Q: I have a question out of left field and it is has any major league team ever started all left handers at every position? — CHAMP, Sugar Hill, Ga.

A: If you mean a batting order the answer is, yes, many times. If you mean left handed throwers the answer is never. It is a question out of left field because left field is one of the positions a left hander can play, along with center field, right field, first base and pitcher. Traditionally, only right handed throwers play third base, shortstop and second base, with a rare left hander at catcher. As a left hander I feel prejudice. I always wanted to play shortstop in Little League but my coach said, “Go play first base and you’re lucky I play you there.”

Q: Are Reds fan overdosing on free pizza and how long do you think the free pizza gimmick will last? — GARY, Oslo, Norway.

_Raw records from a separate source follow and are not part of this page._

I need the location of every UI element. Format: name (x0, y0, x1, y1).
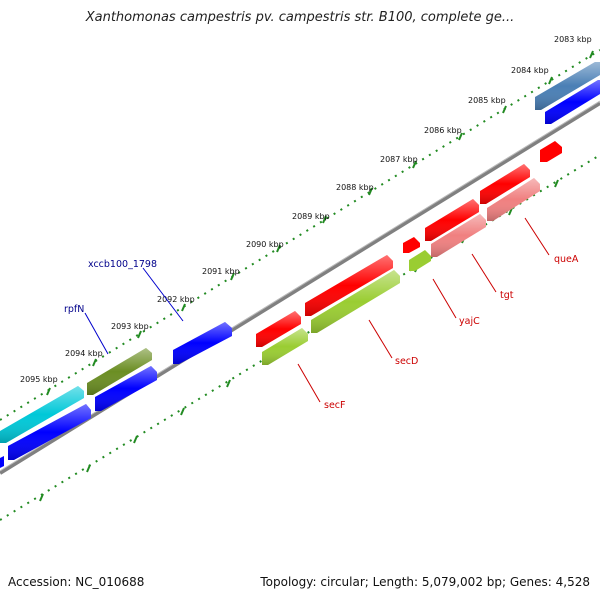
tick-label-2093: 2093 kbp (111, 322, 149, 331)
genome-summary-text: Topology: circular; Length: 5,079,002 bp… (260, 575, 590, 589)
gene-yajC-lime[interactable] (409, 250, 431, 271)
gene-secF-lime[interactable] (262, 328, 308, 365)
gene-label-secD[interactable]: secD (395, 356, 418, 367)
gene-labels: xccb100_1798 rpfN queA tgt yajC secD sec… (64, 254, 579, 411)
gene-track-lower (262, 178, 540, 365)
gene-label-queA[interactable]: queA (554, 254, 579, 265)
cds-secD-red[interactable] (305, 255, 393, 316)
gene-tgt-lightred[interactable] (431, 214, 486, 257)
tick-label-2090: 2090 kbp (246, 240, 284, 249)
tick-label-2092: 2092 kbp (157, 295, 195, 304)
tick-label-2084: 2084 kbp (511, 66, 549, 75)
outer-tick-track (0, 49, 600, 421)
outer-feature-track (0, 62, 600, 443)
tick-label-2085: 2085 kbp (468, 96, 506, 105)
cds-blue-1[interactable] (0, 456, 4, 468)
tick-label-2086: 2086 kbp (424, 126, 462, 135)
tick-label-2083: 2083 kbp (554, 35, 592, 44)
outer-major-ticks (46, 50, 594, 396)
gene-label-xccb100_1798[interactable]: xccb100_1798 (88, 259, 157, 270)
tick-label-2094: 2094 kbp (65, 349, 103, 358)
gene-label-rpfN[interactable]: rpfN (64, 304, 84, 315)
cds-blue-2[interactable] (8, 404, 91, 460)
tick-label-2088: 2088 kbp (336, 183, 374, 192)
tick-label-2089: 2089 kbp (292, 212, 330, 221)
cds-queA-red[interactable] (480, 164, 530, 204)
gene-label-secF[interactable]: secF (324, 400, 345, 411)
cds-tgt-red[interactable] (425, 199, 479, 241)
gene-queA-lightred[interactable] (487, 178, 540, 221)
cds-blue-3[interactable] (95, 366, 157, 411)
tick-label-2095: 2095 kbp (20, 375, 58, 384)
cds-blue-right[interactable] (545, 80, 600, 124)
genome-backbone (0, 101, 600, 475)
feature-teal[interactable] (0, 386, 84, 443)
feature-steelblue[interactable] (535, 62, 600, 110)
ruler-tick-labels: 2083 kbp 2084 kbp 2085 kbp 2086 kbp 2087… (20, 35, 592, 384)
cds-secF-red[interactable] (256, 311, 301, 347)
cds-red-small[interactable] (540, 141, 562, 162)
map-title: Xanthomonas campestris pv. campestris st… (85, 10, 515, 25)
gene-secD-lime[interactable] (311, 270, 400, 333)
gene-label-tgt[interactable]: tgt (500, 290, 514, 301)
gene-label-yajC[interactable]: yajC (459, 316, 480, 327)
cds-yajC-red[interactable] (403, 237, 420, 253)
label-leader-lines (84, 217, 550, 403)
tick-label-2091: 2091 kbp (202, 267, 240, 276)
accession-text: Accession: NC_010688 (8, 575, 145, 589)
cds-track-upper (0, 80, 600, 468)
tick-label-2087: 2087 kbp (380, 155, 418, 164)
feature-rpfN[interactable] (87, 348, 152, 395)
cds-blue-4[interactable] (173, 322, 232, 364)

A: LaRosa’s gives free small pies to any fan with a ticket to a game in which Reds pitchers strike out 11 or more opponents. What irks me is that if the Reds are down 9-1 but have struck out 10, fans are chanting, “Pizza, pizza, pizza,” hoping for that 11th strikeout and free pizza. They should require the Reds to win the game AND strike out 11 or more. With the way major league hitters strike out every other at bat, they also should lift the number to 15. But I guess Reds fans need something to cheer about.

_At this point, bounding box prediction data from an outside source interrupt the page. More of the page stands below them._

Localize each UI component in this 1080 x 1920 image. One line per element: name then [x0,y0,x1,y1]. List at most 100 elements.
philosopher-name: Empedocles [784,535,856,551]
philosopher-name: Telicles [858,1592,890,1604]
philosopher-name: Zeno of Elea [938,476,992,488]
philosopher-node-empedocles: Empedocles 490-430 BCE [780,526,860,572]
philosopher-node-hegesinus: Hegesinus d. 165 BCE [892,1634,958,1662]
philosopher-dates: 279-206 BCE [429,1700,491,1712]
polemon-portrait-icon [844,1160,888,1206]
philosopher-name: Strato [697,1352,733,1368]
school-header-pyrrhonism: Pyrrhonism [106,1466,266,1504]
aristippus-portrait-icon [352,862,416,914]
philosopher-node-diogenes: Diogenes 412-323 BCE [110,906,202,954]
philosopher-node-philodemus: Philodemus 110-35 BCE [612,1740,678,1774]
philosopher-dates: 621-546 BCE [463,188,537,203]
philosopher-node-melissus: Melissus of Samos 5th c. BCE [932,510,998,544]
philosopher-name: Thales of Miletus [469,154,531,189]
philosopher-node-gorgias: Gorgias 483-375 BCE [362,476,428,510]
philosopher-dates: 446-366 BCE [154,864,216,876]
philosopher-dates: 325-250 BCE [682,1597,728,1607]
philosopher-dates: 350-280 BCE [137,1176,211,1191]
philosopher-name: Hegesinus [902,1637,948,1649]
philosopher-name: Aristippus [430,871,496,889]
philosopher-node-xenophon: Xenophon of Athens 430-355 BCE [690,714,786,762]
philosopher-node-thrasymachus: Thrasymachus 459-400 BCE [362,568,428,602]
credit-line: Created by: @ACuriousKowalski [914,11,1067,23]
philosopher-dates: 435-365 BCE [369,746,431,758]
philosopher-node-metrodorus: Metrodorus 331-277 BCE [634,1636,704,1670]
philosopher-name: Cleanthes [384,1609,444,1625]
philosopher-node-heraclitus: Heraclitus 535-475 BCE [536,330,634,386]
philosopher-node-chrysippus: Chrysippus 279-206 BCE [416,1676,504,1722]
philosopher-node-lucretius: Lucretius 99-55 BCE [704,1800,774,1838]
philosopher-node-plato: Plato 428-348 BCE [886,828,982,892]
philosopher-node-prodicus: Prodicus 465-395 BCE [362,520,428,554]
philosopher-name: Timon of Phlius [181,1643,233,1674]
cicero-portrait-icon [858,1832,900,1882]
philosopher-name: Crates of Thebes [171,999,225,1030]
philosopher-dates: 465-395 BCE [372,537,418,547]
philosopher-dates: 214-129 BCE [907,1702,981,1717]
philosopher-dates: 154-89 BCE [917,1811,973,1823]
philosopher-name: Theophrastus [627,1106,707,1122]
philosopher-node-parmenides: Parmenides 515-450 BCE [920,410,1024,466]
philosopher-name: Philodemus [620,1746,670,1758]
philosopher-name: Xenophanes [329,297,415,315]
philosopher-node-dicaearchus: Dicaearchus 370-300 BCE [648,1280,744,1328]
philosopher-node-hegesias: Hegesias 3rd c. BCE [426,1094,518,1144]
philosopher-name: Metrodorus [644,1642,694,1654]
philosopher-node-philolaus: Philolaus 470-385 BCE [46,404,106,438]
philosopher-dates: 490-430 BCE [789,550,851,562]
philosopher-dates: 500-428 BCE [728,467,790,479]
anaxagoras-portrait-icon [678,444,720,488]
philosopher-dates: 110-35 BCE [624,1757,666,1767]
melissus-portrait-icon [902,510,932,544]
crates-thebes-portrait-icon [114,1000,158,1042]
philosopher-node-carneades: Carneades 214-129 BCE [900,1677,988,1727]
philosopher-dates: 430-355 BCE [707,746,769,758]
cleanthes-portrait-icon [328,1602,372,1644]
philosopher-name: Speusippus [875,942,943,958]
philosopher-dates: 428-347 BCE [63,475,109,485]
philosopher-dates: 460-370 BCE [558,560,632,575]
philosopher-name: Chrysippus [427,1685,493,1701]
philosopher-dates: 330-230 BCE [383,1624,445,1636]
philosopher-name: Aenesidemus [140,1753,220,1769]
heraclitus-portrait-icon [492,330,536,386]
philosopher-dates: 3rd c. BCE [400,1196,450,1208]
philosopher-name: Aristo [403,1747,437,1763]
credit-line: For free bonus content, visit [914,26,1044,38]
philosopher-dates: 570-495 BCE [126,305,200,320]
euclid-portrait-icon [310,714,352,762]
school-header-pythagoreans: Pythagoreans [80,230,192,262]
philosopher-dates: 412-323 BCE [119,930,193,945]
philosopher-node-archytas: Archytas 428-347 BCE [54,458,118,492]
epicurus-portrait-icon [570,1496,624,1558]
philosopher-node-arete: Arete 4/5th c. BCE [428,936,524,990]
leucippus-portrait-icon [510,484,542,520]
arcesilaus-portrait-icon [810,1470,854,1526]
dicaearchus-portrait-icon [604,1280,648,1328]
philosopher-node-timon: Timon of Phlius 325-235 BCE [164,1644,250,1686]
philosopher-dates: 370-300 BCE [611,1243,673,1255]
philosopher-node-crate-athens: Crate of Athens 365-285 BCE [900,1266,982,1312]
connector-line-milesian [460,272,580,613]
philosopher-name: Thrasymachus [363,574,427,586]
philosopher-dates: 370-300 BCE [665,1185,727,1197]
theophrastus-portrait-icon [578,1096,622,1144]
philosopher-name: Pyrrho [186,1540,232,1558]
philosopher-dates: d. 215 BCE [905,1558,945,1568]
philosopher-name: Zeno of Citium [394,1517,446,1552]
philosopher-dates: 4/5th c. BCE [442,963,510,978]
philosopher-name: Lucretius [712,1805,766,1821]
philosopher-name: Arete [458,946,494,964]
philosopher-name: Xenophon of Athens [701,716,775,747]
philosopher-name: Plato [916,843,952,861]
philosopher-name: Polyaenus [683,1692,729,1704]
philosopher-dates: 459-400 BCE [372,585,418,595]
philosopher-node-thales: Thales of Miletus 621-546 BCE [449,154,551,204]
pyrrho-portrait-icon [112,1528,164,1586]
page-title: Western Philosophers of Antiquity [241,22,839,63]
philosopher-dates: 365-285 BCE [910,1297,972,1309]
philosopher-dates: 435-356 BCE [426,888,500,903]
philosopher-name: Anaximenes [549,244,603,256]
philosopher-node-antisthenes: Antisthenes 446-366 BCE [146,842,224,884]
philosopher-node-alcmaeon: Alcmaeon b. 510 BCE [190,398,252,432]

Q: What is the craziest Joe Nuxhall story that you can tell? — MO, Murrayville, Ga.

A: My favorites are not printable in a family publication. One I do like is that Nuxhall loved deviled eggs, as did his manager, Fred Hutchinson. They were always in the clubhouse after games. One night when Nuxy was knocked out of a game early he went into the clubhouse and ate a dozen deviled eggs, all of them. When Hutchinson came in and saw the empty dish he was incensed. He immediately imposed a new rule: No eating by players until AFTER the game.


QUESTION OF THE WEEK

Q: How much longer can the Reds afford to keep Turner Ward as hitting coach when it seems he has been a total failure? — JIM, Dayton.

A: I checked the statistical sheet and couldn’t find Ward’s batting average or a single at bat. Where does he bat in the order? A hitting coach can only advise and suggest, he can’t lug the bat up to home plate for the hitter. Has he been a failure with Jose Iglesias or Eugenio Suarez? Hey, maybe he is so busy with Joey Votto that he has no time for anybody else? When a team begins blaming a hitting coach for its problems that team probably is in last place. Yeah, I know.